Vor gut 170 Jahren ließ ein rassistischer Naturforscher afroamerikanische Sklaven fotografieren, um die Unterlegenheit einer schwarzen Rasse zu belegen, und überließ die Bilder am Ende der Harvard University. Nun prozessiert eine mutmaßliche Nachfahrin (in fünfter Generation) eines der Porträtierten gegen die Universität, aber welche Rechtsgüter sind hier überhaupt strittig?

Bildrechte: Die Fotos der Vorfahren
Renty „Taylor“, geboren um 1775 im Gebiet des Kongo und später in die Sklaverei verschleppt, hier in einem Porträtfoto vom März 1850. Sein tatsächlicher Name ist unbekannt; „Taylor“ wurde er nach den damaligen Gepflogenheiten genannt, weil das der Name seines Besitzers war.

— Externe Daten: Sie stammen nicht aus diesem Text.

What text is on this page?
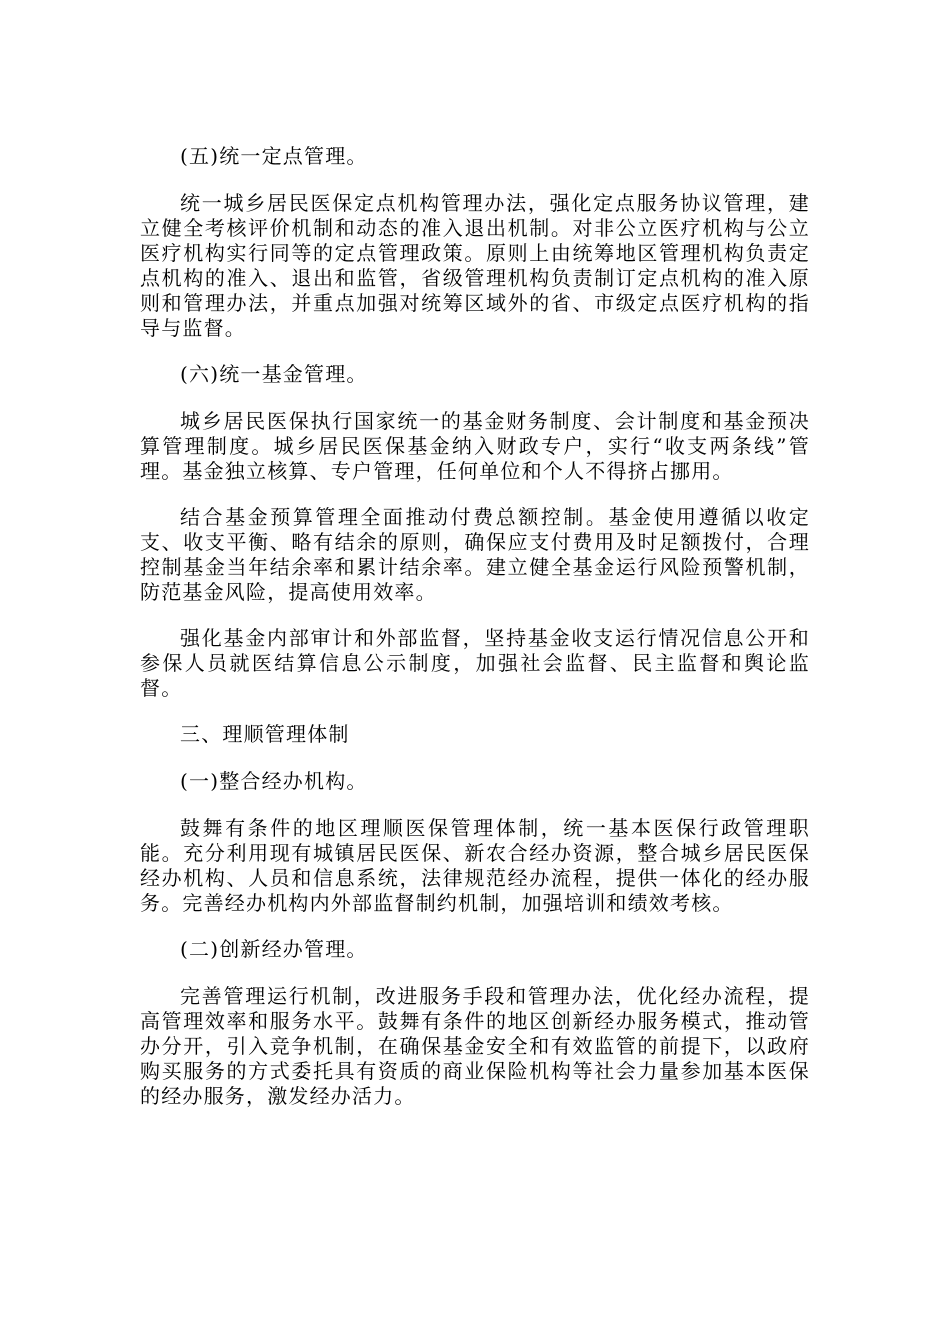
(五)统一定点管理。

统一城乡居民医保定点机构管理办法，强化定点服务协议管理，建立健全考核评价机制和动态的准入退出机制。对非公立医疗机构与公立医疗机构实行同等的定点管理政策。原则上由统筹地区管理机构负责定点机构的准入、退出和监管，省级管理机构负责制订定点机构的准入原则和管理办法，并重点加强对统筹区域外的省、市级定点医疗机构的指导与监督。

(六)统一基金管理。

城乡居民医保执行国家统一的基金财务制度、会计制度和基金预决算管理制度。城乡居民医保基金纳入财政专户，实行“收支两条线”管理。基金独立核算、专户管理，任何单位和个人不得挤占挪用。

结合基金预算管理全面推动付费总额控制。基金使用遵循以收定支、收支平衡、略有结余的原则，确保应支付费用及时足额拨付，合理控制基金当年结余率和累计结余率。建立健全基金运行风险预警机制，防范基金风险，提高使用效率。

强化基金内部审计和外部监督，坚持基金收支运行情况信息公开和参保人员就医结算信息公示制度，加强社会监督、民主监督和舆论监督。

三、理顺管理体制

(一)整合经办机构。

鼓舞有条件的地区理顺医保管理体制，统一基本医保行政管理职能。充分利用现有城镇居民医保、新农合经办资源，整合城乡居民医保经办机构、人员和信息系统，法律规范经办流程，提供一体化的经办服务。完善经办机构内外部监督制约机制，加强培训和绩效考核。

(二)创新经办管理。

完善管理运行机制，改进服务手段和管理办法，优化经办流程，提高管理效率和服务水平。鼓舞有条件的地区创新经办服务模式，推动管办分开，引入竞争机制，在确保基金安全和有效监管的前提下，以政府购买服务的方式委托具有资质的商业保险机构等社会力量参加基本医保的经办服务，激发经办活力。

Louis Agassiz, der 1807 in der Schweiz geboren wurde, in Erlangen und München studierte und 1847 in die USA auswanderte, um in Harvard eine Professur für Zoologie und Geologie anzutreten, war ein Rassist. Er war von der schon damals überholten These überzeugt, es gäbe verschiedene Menschenrassen, die unabhängig voneinander entstanden und folglich nicht miteinander verwandt seien. Und er ging davon aus, dass die im Afrika beheimatete schwarze Rasse der weißen von Natur aus unterlegen sei, womit die Sklaverei gerechtfertigt wäre. Um seine Position zu belegen – nach welchen Kriterien auch immer –, suchte er „rassisch reine“ Afrikaner unter den Sklaven in den USA und ließ sie durch den Fotografen J. T. Zealy porträtieren. An seinem Lebensende 1873 waren 15 solcher Daguerreotypien in seinem Besitz, die er seiner Universität vermachte. Dort gerieten sie zunächst in Vergessenheit, bis sie mehr als hundert Jahre später wiederentdeckt und die Namen der Abgebildeten ermittelt wurden, unter anderem Renty Taylor und dessen Tochter Delia.

Tamara Lanier aus Norwich (Connecticut), die offenbar eine Nachfahrin Renty Taylors in fünfter Generation ist, hatte die Harvard University 2019 verklagt. Sie forderte die Herausgabe der Daguerreotypien und verlangte, die Universität dürfe keinen Profit aus der Lizensierung der Fotos schlagen; diese sollten vielmehr gemeinfrei sein. Darüber hinaus forderte sie Schadensersatz für das emotionale Leid, das die Veröffentlichung der Fotos bei den Nachkommen verursacht hätte. Nachdem dies in einer früheren Instanz zurückgewiesen worden war, befand das höchste Gericht des Staates Massachusetts nun, dass Lanier einen Anspruch gegenüber Harvard geltend machen könne – allerdings nur, so weit es den letzten Punkt betrifft. Das Gericht bestätigte dagegen, dass allein der Fotograf und nicht die Abgebildeten die Besitzrechte an den Daguerreotypien hätten, und über den Auftraggeber Louis Agassiz waren diese nun auf die Universität übergegangen. Zwar hatten 43 Nachkommen von Agassiz die Universität aufgefordert, die Bilder an die Familie von Tamara Lanier zu übergeben, aber das wäre nur als Geste der Wiedergutmachung möglich; einen Rechtsanspruch darauf gibt es nicht.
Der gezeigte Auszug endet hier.